Closed ghost closed 3 years ago
In colab tesla T4 or P100 has 16GB GPU memory...I just referred my local code and the batch size was 64 itself.. In any case, you can reduce the batch size to a lower value.. say 48 or 32 and contiue the training...
I use slim512.ipynb notebook without any changes, but even if I set batch size = 2, memory using grow and environment crush. I use portrait256 dataset with 32700 images.
It could be the issue with dataloader, i suppose..
Please modify the last few lines in 'DataLoader' class as follows:-
if shuffle:
# Prefetch, shuffle then batch
data = data.batch(batch_size).repeat().prefetch(buffer_size=tf.data.experimental.AUTOTUNE)
#data = data.prefetch(tf.data.experimental.AUTOTUNE).shuffle(random.randint(0, len(self.image_paths))).repeat().batch(batch_size)
else:
# Batch and prefetch
data = data.repeat().batch(batch_size).prefetch(tf.data.experimental.AUTOTUNE)
return data
Training started, but loss and val_loss is always nan
Maybe something wrong with dataset portrait256.zip?
Training images and masks are .png files.
data_example.zip - 500 KB
For training the sliment model using the current code, you need to convert the mask images to raw segmentaion masks i.e it should contain only two (pixel)values: 0 for background and 1 for foreground(currently it is 255 for foreground in portrait256).
For training with AISegment dataset, i had already prepared such a dataset.
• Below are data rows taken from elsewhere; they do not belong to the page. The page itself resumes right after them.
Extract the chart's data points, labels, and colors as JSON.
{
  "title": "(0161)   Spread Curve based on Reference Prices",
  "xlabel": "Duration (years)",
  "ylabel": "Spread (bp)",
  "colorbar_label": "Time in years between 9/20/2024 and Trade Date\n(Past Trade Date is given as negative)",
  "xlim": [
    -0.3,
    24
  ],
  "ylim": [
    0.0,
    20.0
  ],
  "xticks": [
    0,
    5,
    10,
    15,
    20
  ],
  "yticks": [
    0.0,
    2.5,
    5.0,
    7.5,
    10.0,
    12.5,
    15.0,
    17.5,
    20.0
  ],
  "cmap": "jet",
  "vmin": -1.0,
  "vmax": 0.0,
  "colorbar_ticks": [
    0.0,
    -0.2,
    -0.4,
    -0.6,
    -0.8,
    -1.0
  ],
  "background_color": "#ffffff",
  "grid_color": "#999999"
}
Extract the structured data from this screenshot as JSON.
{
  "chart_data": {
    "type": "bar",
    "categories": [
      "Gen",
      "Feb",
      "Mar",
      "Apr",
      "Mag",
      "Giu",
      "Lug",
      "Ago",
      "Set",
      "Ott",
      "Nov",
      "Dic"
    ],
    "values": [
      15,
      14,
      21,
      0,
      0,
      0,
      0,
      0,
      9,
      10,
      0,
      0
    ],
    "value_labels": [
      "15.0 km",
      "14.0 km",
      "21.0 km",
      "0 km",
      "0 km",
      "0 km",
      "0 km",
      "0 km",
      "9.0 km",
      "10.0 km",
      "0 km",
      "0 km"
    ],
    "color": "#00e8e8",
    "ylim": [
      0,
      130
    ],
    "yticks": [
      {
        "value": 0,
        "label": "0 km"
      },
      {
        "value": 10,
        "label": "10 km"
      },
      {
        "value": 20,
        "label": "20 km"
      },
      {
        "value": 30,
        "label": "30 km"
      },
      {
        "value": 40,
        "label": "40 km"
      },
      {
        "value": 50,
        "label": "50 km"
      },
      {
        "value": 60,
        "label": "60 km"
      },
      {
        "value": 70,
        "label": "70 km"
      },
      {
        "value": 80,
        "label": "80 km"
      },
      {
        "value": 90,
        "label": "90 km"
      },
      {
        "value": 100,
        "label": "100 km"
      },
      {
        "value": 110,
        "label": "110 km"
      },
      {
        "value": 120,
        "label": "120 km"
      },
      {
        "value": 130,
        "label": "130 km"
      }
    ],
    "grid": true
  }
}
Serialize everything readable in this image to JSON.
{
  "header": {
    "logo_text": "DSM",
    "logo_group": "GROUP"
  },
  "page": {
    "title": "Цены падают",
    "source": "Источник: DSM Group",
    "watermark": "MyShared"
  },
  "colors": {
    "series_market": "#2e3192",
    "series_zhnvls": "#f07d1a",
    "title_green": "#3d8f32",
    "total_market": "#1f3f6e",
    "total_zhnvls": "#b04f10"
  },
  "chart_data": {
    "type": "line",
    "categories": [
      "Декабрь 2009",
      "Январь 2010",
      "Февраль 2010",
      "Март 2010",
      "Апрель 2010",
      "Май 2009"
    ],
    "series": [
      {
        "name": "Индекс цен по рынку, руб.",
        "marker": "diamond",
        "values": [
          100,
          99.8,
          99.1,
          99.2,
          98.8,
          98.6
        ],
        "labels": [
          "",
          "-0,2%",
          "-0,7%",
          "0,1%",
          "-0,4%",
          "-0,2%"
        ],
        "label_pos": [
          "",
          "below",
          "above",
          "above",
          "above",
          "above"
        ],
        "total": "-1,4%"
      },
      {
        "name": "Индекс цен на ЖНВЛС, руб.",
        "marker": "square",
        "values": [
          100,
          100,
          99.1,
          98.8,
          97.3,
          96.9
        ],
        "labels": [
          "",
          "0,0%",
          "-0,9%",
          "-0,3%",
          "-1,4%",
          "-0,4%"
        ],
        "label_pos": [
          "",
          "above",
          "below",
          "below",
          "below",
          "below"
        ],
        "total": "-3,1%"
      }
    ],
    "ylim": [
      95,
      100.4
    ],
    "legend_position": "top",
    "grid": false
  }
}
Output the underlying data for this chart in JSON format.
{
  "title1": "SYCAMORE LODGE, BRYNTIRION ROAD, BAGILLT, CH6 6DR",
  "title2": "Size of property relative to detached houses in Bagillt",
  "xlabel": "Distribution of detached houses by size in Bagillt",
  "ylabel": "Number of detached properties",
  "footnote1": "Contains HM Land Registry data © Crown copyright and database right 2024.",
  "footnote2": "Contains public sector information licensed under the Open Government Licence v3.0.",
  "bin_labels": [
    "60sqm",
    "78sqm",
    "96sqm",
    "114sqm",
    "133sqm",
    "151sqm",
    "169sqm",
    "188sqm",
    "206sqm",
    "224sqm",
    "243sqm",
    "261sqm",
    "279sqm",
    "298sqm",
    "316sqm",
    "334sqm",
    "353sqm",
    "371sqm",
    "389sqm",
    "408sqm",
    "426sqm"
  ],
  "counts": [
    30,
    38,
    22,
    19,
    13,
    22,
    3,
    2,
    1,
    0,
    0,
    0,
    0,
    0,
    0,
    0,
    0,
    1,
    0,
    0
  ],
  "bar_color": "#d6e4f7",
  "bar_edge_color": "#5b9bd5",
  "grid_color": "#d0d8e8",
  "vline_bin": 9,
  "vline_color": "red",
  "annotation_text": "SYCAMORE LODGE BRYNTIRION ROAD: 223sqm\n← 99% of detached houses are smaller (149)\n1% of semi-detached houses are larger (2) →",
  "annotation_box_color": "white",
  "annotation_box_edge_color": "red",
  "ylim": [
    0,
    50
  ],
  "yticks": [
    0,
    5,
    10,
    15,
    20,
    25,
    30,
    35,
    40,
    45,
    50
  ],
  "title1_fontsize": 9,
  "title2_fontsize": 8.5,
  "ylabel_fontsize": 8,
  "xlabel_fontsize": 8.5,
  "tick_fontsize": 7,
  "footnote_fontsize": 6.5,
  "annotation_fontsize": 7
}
So you need to perform some preprocessing either before training or inside the data loder function:-
Here is the basic idea
// Convert to binary mask
mask[mask>=127]=1
mask[mask<127]=0
Refer: https://github.com/anilsathyan7/Portrait-Segmentation/issues/22#issuecomment-688373468
I give up, tried with all possible datasets, still the same..., i'm not python programmer...
Just try modifying the data loader '_resize_data' function as follows:-
# mask = tf.image.resize(mask, [self.image_size, self.image_size], method='nearest')
mask = tf.image.resize(mask, [self.image_size, self.image_size], method='nearest') //255
Yes it works, train and detect, Thanks a lot, you're awesome.
Hello, how did you train SlimNet with GTX 1080 Ti ?, I tried to train the network in Google Colab (slim512.ipynb), but 13 GB GPU memory is not enough, the environment crashes.